Historic house in North Carolina, United States

Milford, also known as the Relfe-Grice-Sawyer House, is the oldest two-story brick home located near Camden, Camden County, North Carolina, United States.

Its 1746 construction date is carved on a brick on the interior face of the north chimney & was confirmed by dendrochronology test in the 1990s. The formal two-story brick gabled structure, two bays deep and three bays wide, has interior end chimneys terminating in molded caps.

The brickwork is of Flemish bond with glazed headers, featuring three-course stringers of Flemish bond between the first and second stories and at the base of the gables. The use of one-to-three common bond in the brick of the south gable represents the earliest known example of this type of bonding in North Carolina. The north gable probably corresponds, but the entire north side is now concealed by stucco. Tumbling of the brick occurs along the rakes of the south gable. Tumbled bricks are usually placed at right angles to the gable slope, and the vertical placement of these bricks is, according to Thomas Waterman in The Early Architecture of North Carolina, found in only one other structure, the Wallop house in Accomack County, Virginia.
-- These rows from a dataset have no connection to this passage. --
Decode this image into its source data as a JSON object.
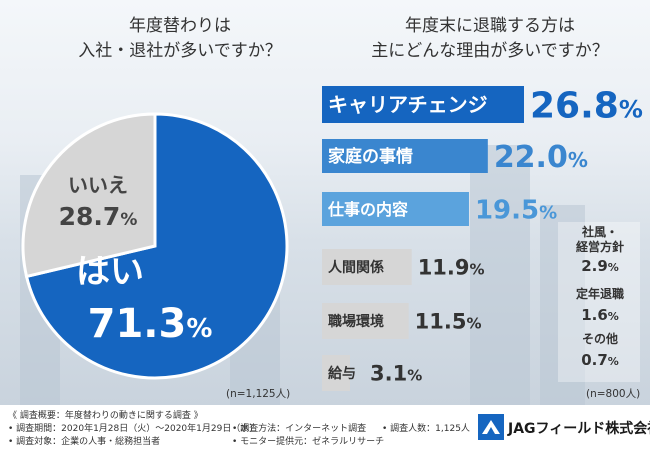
{
  "left_question": [
    "年度替わりは",
    "入社・退社が多いですか？"
  ],
  "right_question": [
    "年度末に退職する方は",
    "主にどんな理由が多いですか？"
  ],
  "left_n": "(n=1,125人)",
  "right_n": "(n=800人)",
  "colors": {
    "blue_dark": "#1565c0",
    "blue_mid": "#3a86cf",
    "blue_light": "#5ba3dd",
    "gray": "#d6d6d6",
    "gray_text": "#444444"
  },
  "chart_data": [
    {
      "type": "pie",
      "categories": [
        "はい",
        "いいえ"
      ],
      "values": [
        71.3,
        28.7
      ],
      "unit": "%"
    },
    {
      "type": "bar",
      "categories": [
        "キャリアチェンジ",
        "家庭の事情",
        "仕事の内容",
        "人間関係",
        "職場環境",
        "給与",
        "社風・経営方針",
        "定年退職",
        "その他"
      ],
      "values": [
        26.8,
        22.0,
        19.5,
        11.9,
        11.5,
        3.1,
        2.9,
        1.6,
        0.7
      ],
      "unit": "%"
    }
  ],
  "footer": {
    "title": "《 調査概要：年度替わりの動きに関する調査 》",
    "period": "• 調査期間：2020年1月28日（火）～2020年1月29日（水）",
    "target": "• 調査対象：企業の人事・総務担当者",
    "method": "• 調査方法：インターネット調査",
    "monitor": "• モニター提供元：ゼネラルリサーチ",
    "count": "• 調査人数：1,125人",
    "logo": "JAGフィールド株式会社"
  }
}
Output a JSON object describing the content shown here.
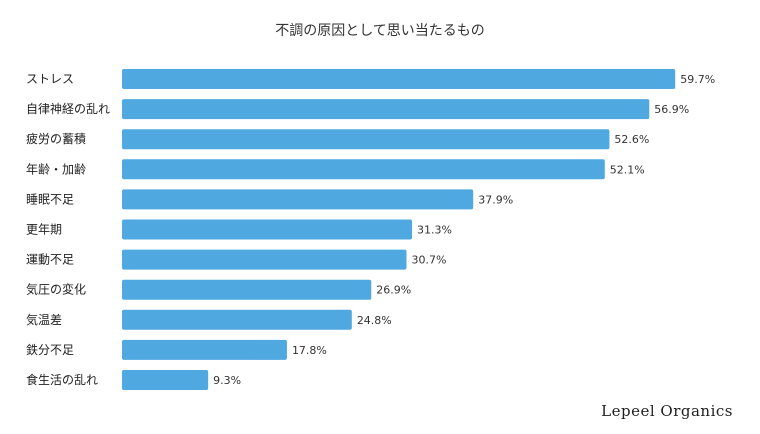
{
  "chart_data": {
    "type": "bar",
    "orientation": "horizontal",
    "title": "不調の原因として思い当たるもの",
    "categories": [
      "ストレス",
      "自律神経の乱れ",
      "疲労の蓄積",
      "年齢・加齢",
      "睡眠不足",
      "更年期",
      "運動不足",
      "気圧の変化",
      "気温差",
      "鉄分不足",
      "食生活の乱れ"
    ],
    "values": [
      59.7,
      56.9,
      52.6,
      52.1,
      37.9,
      31.3,
      30.7,
      26.9,
      24.8,
      17.8,
      9.3
    ],
    "value_labels": [
      "59.7%",
      "56.9%",
      "52.6%",
      "52.1%",
      "37.9%",
      "31.3%",
      "30.7%",
      "26.9%",
      "24.8%",
      "17.8%",
      "9.3%"
    ],
    "xlim": [
      0,
      60
    ],
    "grid": false,
    "bar_color": "#4fa8e0"
  },
  "brand": {
    "name": "Lepeel Organics"
  }
}
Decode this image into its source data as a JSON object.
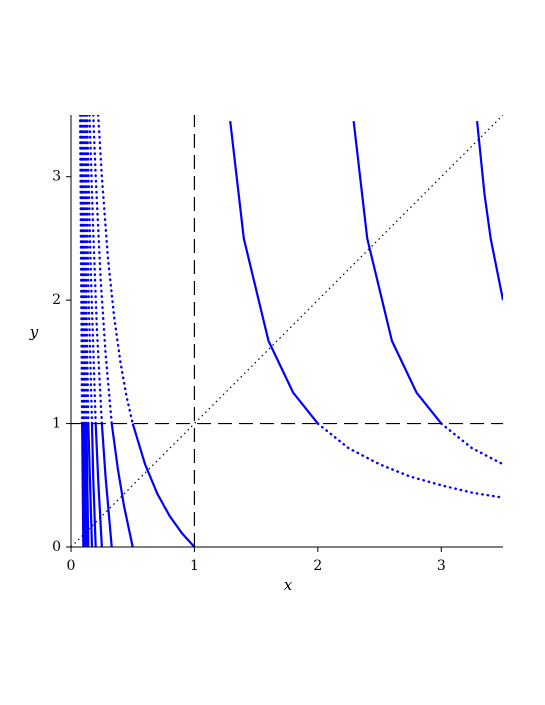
{
  "chart_data": {
    "type": "line",
    "x_label": "x",
    "y_label": "y",
    "xlim": [
      0,
      3.5
    ],
    "ylim": [
      0,
      3.5
    ],
    "xticks": [
      0,
      1,
      2,
      3
    ],
    "yticks": [
      0,
      1,
      2,
      3
    ],
    "series": [
      {
        "color": "#0000ff",
        "dash": "solid",
        "x": [
          0.5,
          0.6,
          0.7,
          0.8,
          0.9,
          1
        ],
        "values": [
          1,
          0.67,
          0.43,
          0.25,
          0.11,
          0
        ]
      },
      {
        "color": "#0000ff",
        "dash": "dotted",
        "x": [
          0.22,
          0.25,
          0.3,
          0.35,
          0.4,
          0.45,
          0.5
        ],
        "values": [
          3.5,
          3,
          2.33,
          1.86,
          1.5,
          1.22,
          1
        ]
      },
      {
        "color": "#0000ff",
        "dash": "solid",
        "x": [
          0.33,
          0.38,
          0.43,
          0.5
        ],
        "values": [
          1,
          0.63,
          0.33,
          0
        ]
      },
      {
        "color": "#0000ff",
        "dash": "dotted",
        "x": [
          0.18,
          0.2,
          0.24,
          0.28,
          0.33
        ],
        "values": [
          3.5,
          3,
          2.17,
          1.57,
          1
        ]
      },
      {
        "color": "#0000ff",
        "dash": "solid",
        "x": [
          0.25,
          0.28,
          0.33
        ],
        "values": [
          1,
          0.57,
          0
        ]
      },
      {
        "color": "#0000ff",
        "dash": "dotted",
        "x": [
          0.15,
          0.18,
          0.21,
          0.25
        ],
        "values": [
          3.5,
          2.56,
          1.76,
          1
        ]
      },
      {
        "color": "#0000ff",
        "dash": "solid",
        "x": [
          0.2,
          0.22,
          0.25
        ],
        "values": [
          1,
          0.55,
          0
        ]
      },
      {
        "color": "#0000ff",
        "dash": "dotted",
        "x": [
          0.13,
          0.16,
          0.2
        ],
        "values": [
          3.5,
          2.25,
          1
        ]
      },
      {
        "color": "#0000ff",
        "dash": "solid",
        "x": [
          0.17,
          0.18,
          0.2
        ],
        "values": [
          1,
          0.56,
          0
        ]
      },
      {
        "color": "#0000ff",
        "dash": "dotted",
        "x": [
          0.12,
          0.14,
          0.17
        ],
        "values": [
          3.5,
          2.14,
          1
        ]
      },
      {
        "color": "#0000ff",
        "dash": "solid",
        "x": [
          0.14,
          0.15,
          0.17
        ],
        "values": [
          1,
          0.67,
          0
        ]
      },
      {
        "color": "#0000ff",
        "dash": "dotted",
        "x": [
          0.11,
          0.125,
          0.14
        ],
        "values": [
          3.5,
          2,
          1
        ]
      },
      {
        "color": "#0000ff",
        "dash": "solid",
        "x": [
          0.125,
          0.14
        ],
        "values": [
          1,
          0
        ]
      },
      {
        "color": "#0000ff",
        "dash": "dotted",
        "x": [
          0.095,
          0.11,
          0.125
        ],
        "values": [
          3.5,
          2.09,
          1
        ]
      },
      {
        "color": "#0000ff",
        "dash": "solid",
        "x": [
          0.11,
          0.125
        ],
        "values": [
          1,
          0
        ]
      },
      {
        "color": "#0000ff",
        "dash": "dotted",
        "x": [
          0.087,
          0.1,
          0.11
        ],
        "values": [
          3.5,
          2,
          1
        ]
      },
      {
        "color": "#0000ff",
        "dash": "solid",
        "x": [
          0.1,
          0.11
        ],
        "values": [
          1,
          0
        ]
      },
      {
        "color": "#0000ff",
        "dash": "dotted",
        "x": [
          0.08,
          0.1
        ],
        "values": [
          3.5,
          1
        ]
      },
      {
        "color": "#0000ff",
        "dash": "solid",
        "x": [
          0.09,
          0.1
        ],
        "values": [
          1,
          0
        ]
      },
      {
        "color": "#0000ff",
        "dash": "dotted",
        "x": [
          0.074,
          0.09
        ],
        "values": [
          3.5,
          1
        ]
      },
      {
        "color": "#0000ff",
        "dash": "solid",
        "x": [
          1.29,
          1.4,
          1.6,
          1.8,
          2
        ],
        "values": [
          3.45,
          2.5,
          1.67,
          1.25,
          1
        ]
      },
      {
        "color": "#0000ff",
        "dash": "dotted",
        "x": [
          2,
          2.25,
          2.5,
          2.75,
          3,
          3.25,
          3.5
        ],
        "values": [
          1,
          0.8,
          0.67,
          0.57,
          0.5,
          0.44,
          0.4
        ]
      },
      {
        "color": "#0000ff",
        "dash": "solid",
        "x": [
          2.29,
          2.4,
          2.6,
          2.8,
          3
        ],
        "values": [
          3.45,
          2.5,
          1.67,
          1.25,
          1
        ]
      },
      {
        "color": "#0000ff",
        "dash": "dotted",
        "x": [
          3,
          3.25,
          3.5
        ],
        "values": [
          1,
          0.8,
          0.67
        ]
      },
      {
        "color": "#0000ff",
        "dash": "solid",
        "x": [
          3.29,
          3.35,
          3.4,
          3.5
        ],
        "values": [
          3.45,
          2.86,
          2.5,
          2
        ]
      },
      {
        "color": "#000000",
        "dash": "dashed",
        "x": [
          1,
          1
        ],
        "values": [
          0,
          3.5
        ]
      },
      {
        "color": "#000000",
        "dash": "dashed",
        "x": [
          0,
          3.5
        ],
        "values": [
          1,
          1
        ]
      },
      {
        "color": "#000000",
        "dash": "fine",
        "x": [
          0,
          3.5
        ],
        "values": [
          0,
          3.5
        ]
      }
    ]
  }
}
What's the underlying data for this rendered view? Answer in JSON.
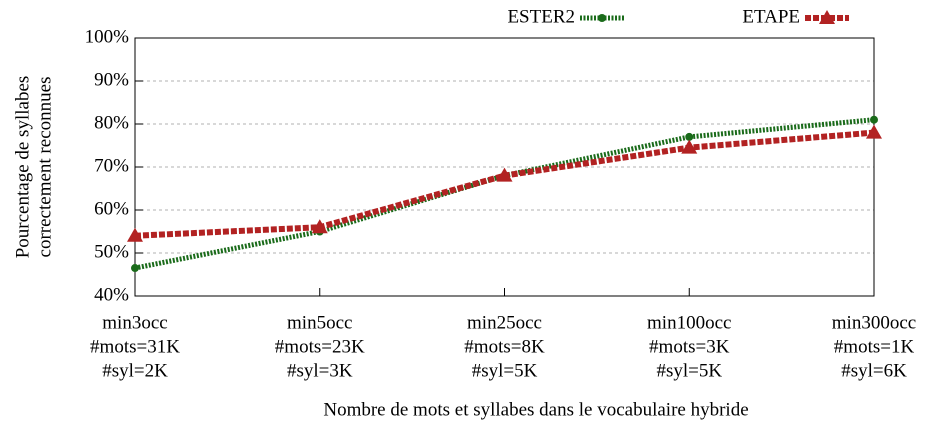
{
  "chart_data": {
    "type": "line",
    "xlabel": "Nombre de mots et syllabes dans le vocabulaire hybride",
    "ylabel": [
      "Pourcentage de syllabes",
      "correctement reconnues"
    ],
    "categories": [
      [
        "min3occ",
        "#mots=31K",
        "#syl=2K"
      ],
      [
        "min5occ",
        "#mots=23K",
        "#syl=3K"
      ],
      [
        "min25occ",
        "#mots=8K",
        "#syl=5K"
      ],
      [
        "min100occ",
        "#mots=3K",
        "#syl=5K"
      ],
      [
        "min300occ",
        "#mots=1K",
        "#syl=6K"
      ]
    ],
    "series": [
      {
        "name": "ESTER2",
        "color": "#1a6b1a",
        "values": [
          46.5,
          55,
          68,
          77,
          81
        ]
      },
      {
        "name": "ETAPE",
        "color": "#b22222",
        "values": [
          54,
          56,
          68,
          74.5,
          78
        ]
      }
    ],
    "ylim": [
      40,
      100
    ],
    "yticks": [
      {
        "value": 40,
        "label": "40%"
      },
      {
        "value": 50,
        "label": "50%"
      },
      {
        "value": 60,
        "label": "60%"
      },
      {
        "value": 70,
        "label": "70%"
      },
      {
        "value": 80,
        "label": "80%"
      },
      {
        "value": 90,
        "label": "90%"
      },
      {
        "value": 100,
        "label": "100%"
      }
    ],
    "grid": true,
    "legend": "top"
  }
}
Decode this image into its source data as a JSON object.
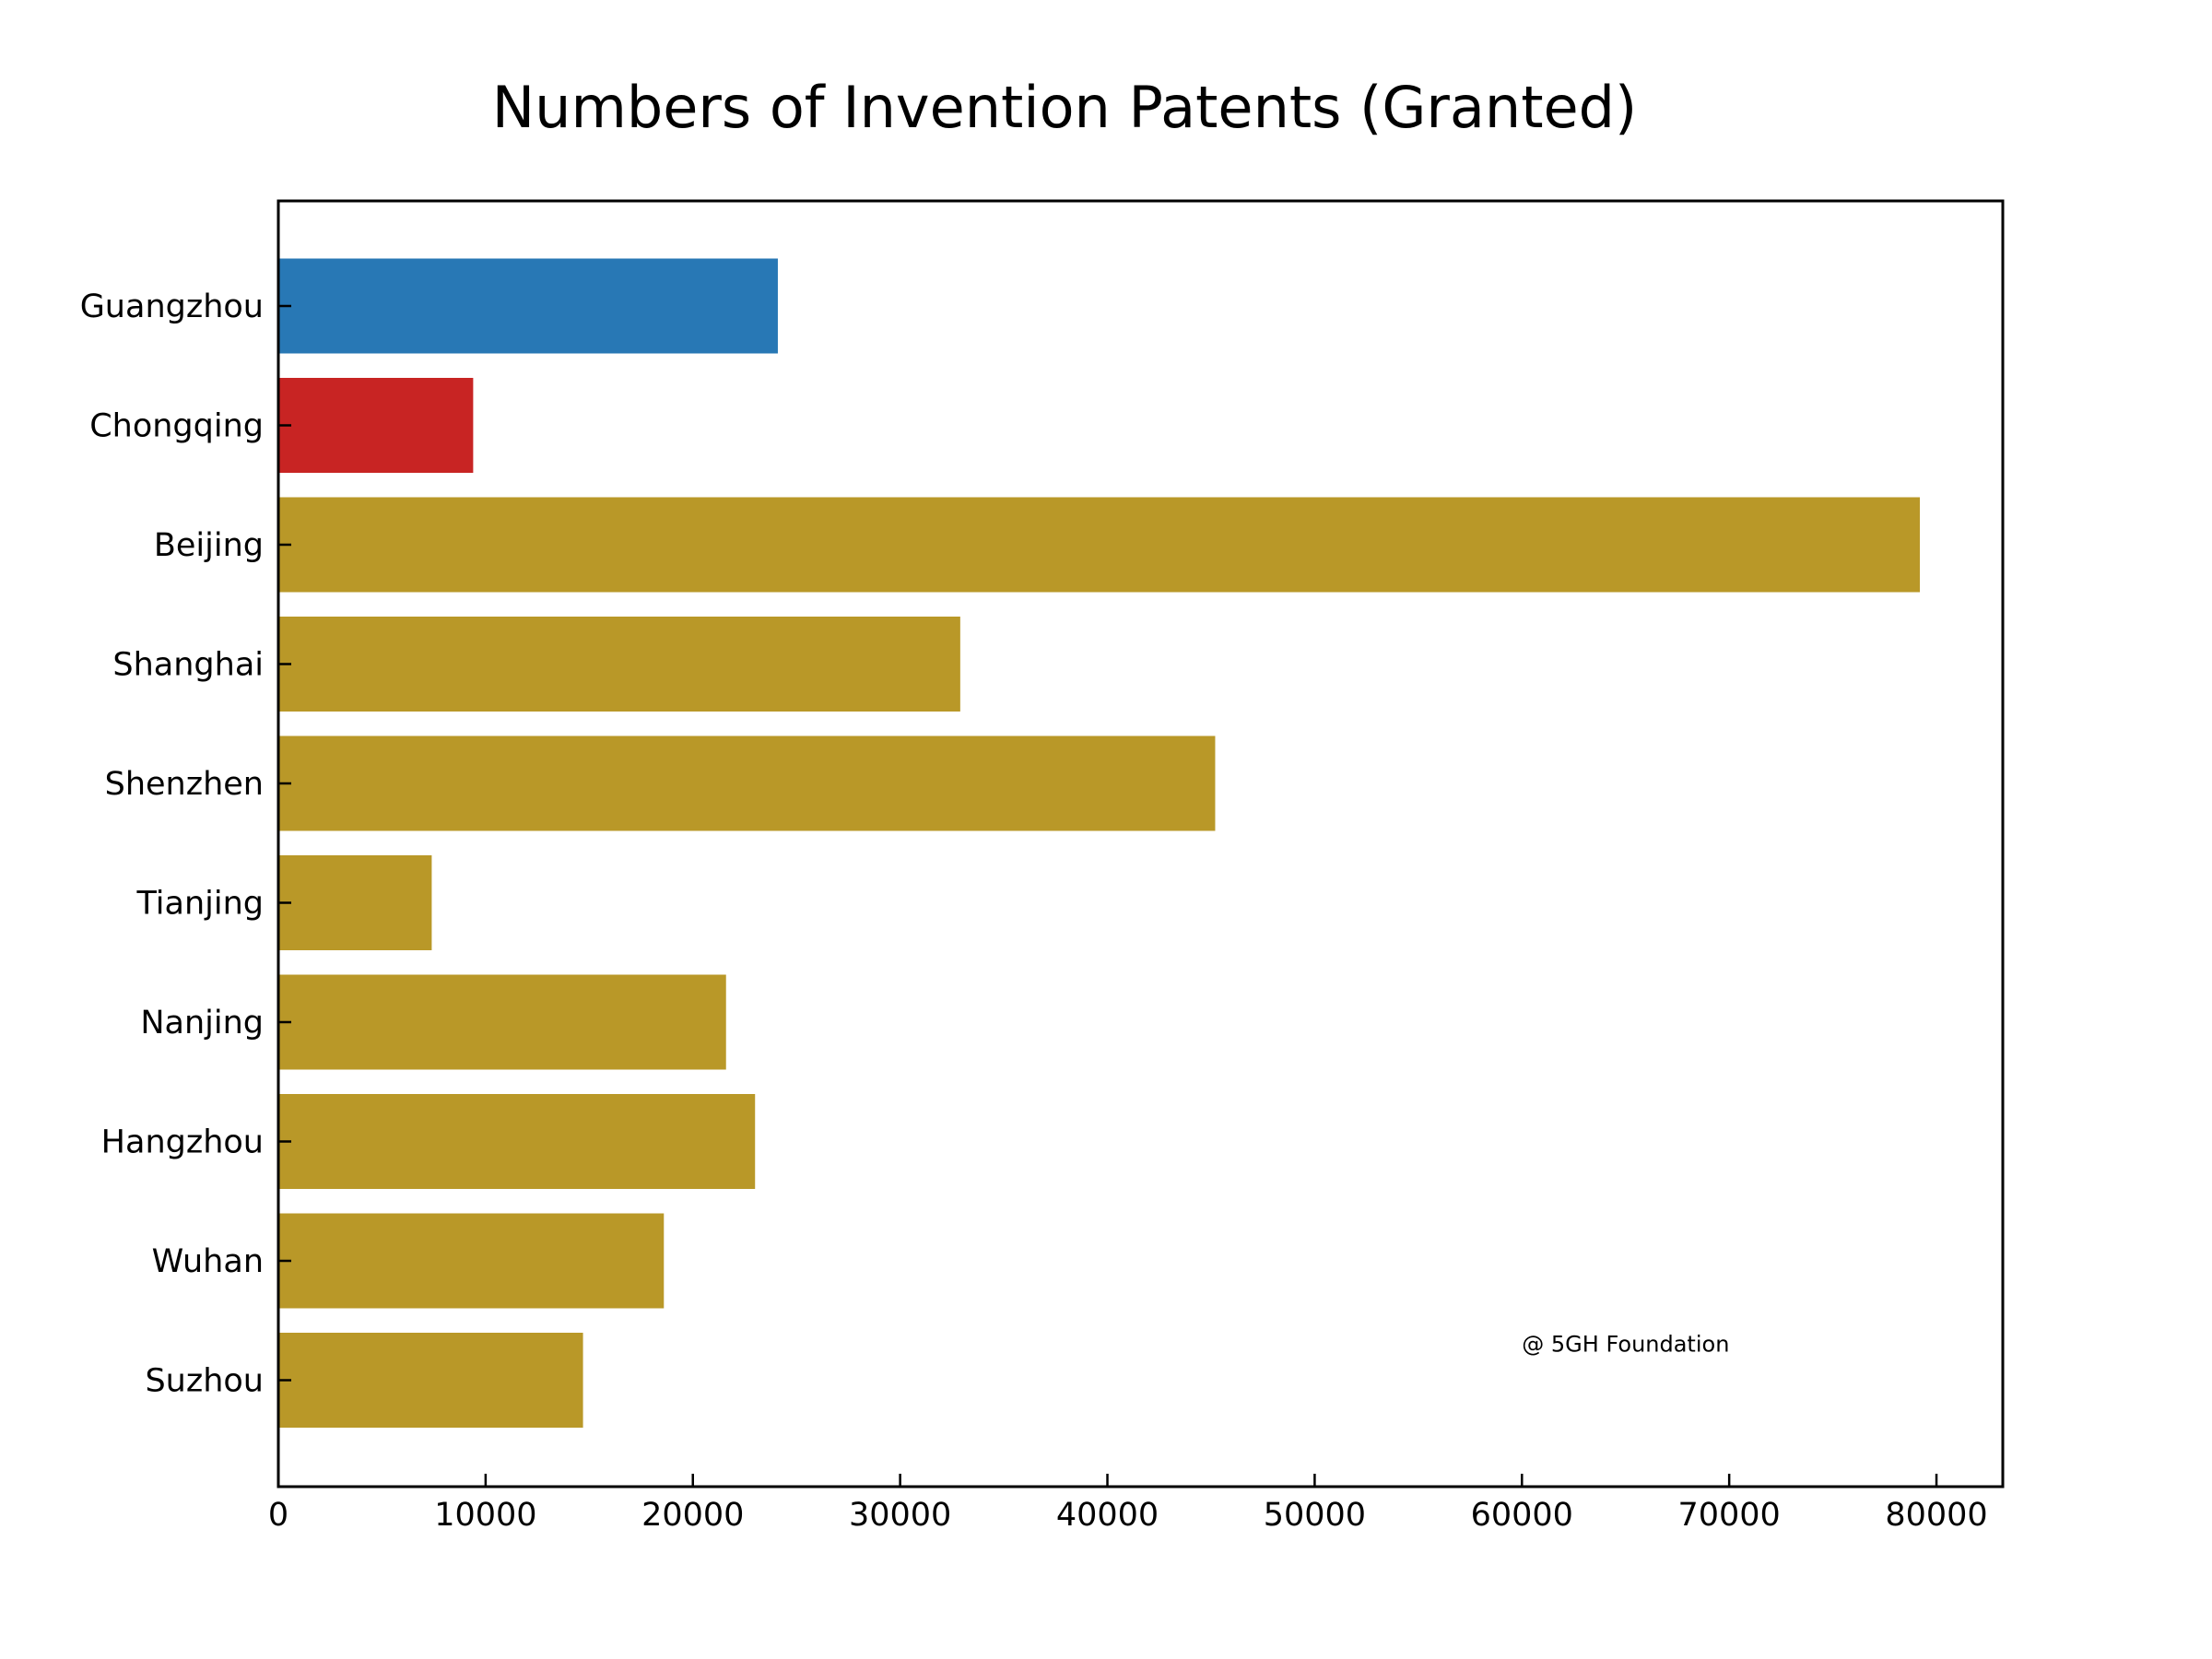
{
  "chart_data": {
    "type": "bar",
    "orientation": "horizontal",
    "title": "Numbers of Invention Patents (Granted)",
    "xlabel": "",
    "ylabel": "",
    "categories": [
      "Guangzhou",
      "Chongqing",
      "Beijing",
      "Shanghai",
      "Shenzhen",
      "Tianjing",
      "Nanjing",
      "Hangzhou",
      "Wuhan",
      "Suzhou"
    ],
    "values": [
      24100,
      9400,
      79200,
      32900,
      45200,
      7400,
      21600,
      23000,
      18600,
      14700
    ],
    "bar_colors": [
      "#2878b5",
      "#c82423",
      "#b99828",
      "#b99828",
      "#b99828",
      "#b99828",
      "#b99828",
      "#b99828",
      "#b99828",
      "#b99828"
    ],
    "xlim": [
      0,
      83200
    ],
    "xticks": [
      0,
      10000,
      20000,
      30000,
      40000,
      50000,
      60000,
      70000,
      80000
    ],
    "grid": false,
    "legend": "none",
    "annotation": {
      "text": "@ 5GH Foundation",
      "x": 60000,
      "y_category_position": 8.7
    }
  }
}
The west facade formerly functioned as the principal front, but the main entrance is located now in the central bay of the east facade. The doorway as well as the windows of the first story are ornamented only by flat arches serving as lintels. The windows of the second story, set quite close to the cornice, are completely plain. The lintels are formed of rowlocks which originally surmounted the south gable windows are still visible, although the windows are now much smaller.

The great plaster cove cornices, believed by Waterman to be unique in colonial architecture south of Maryland, further enhance the monumentality of the house.

It was listed on the National Register of Historic Places in 1972.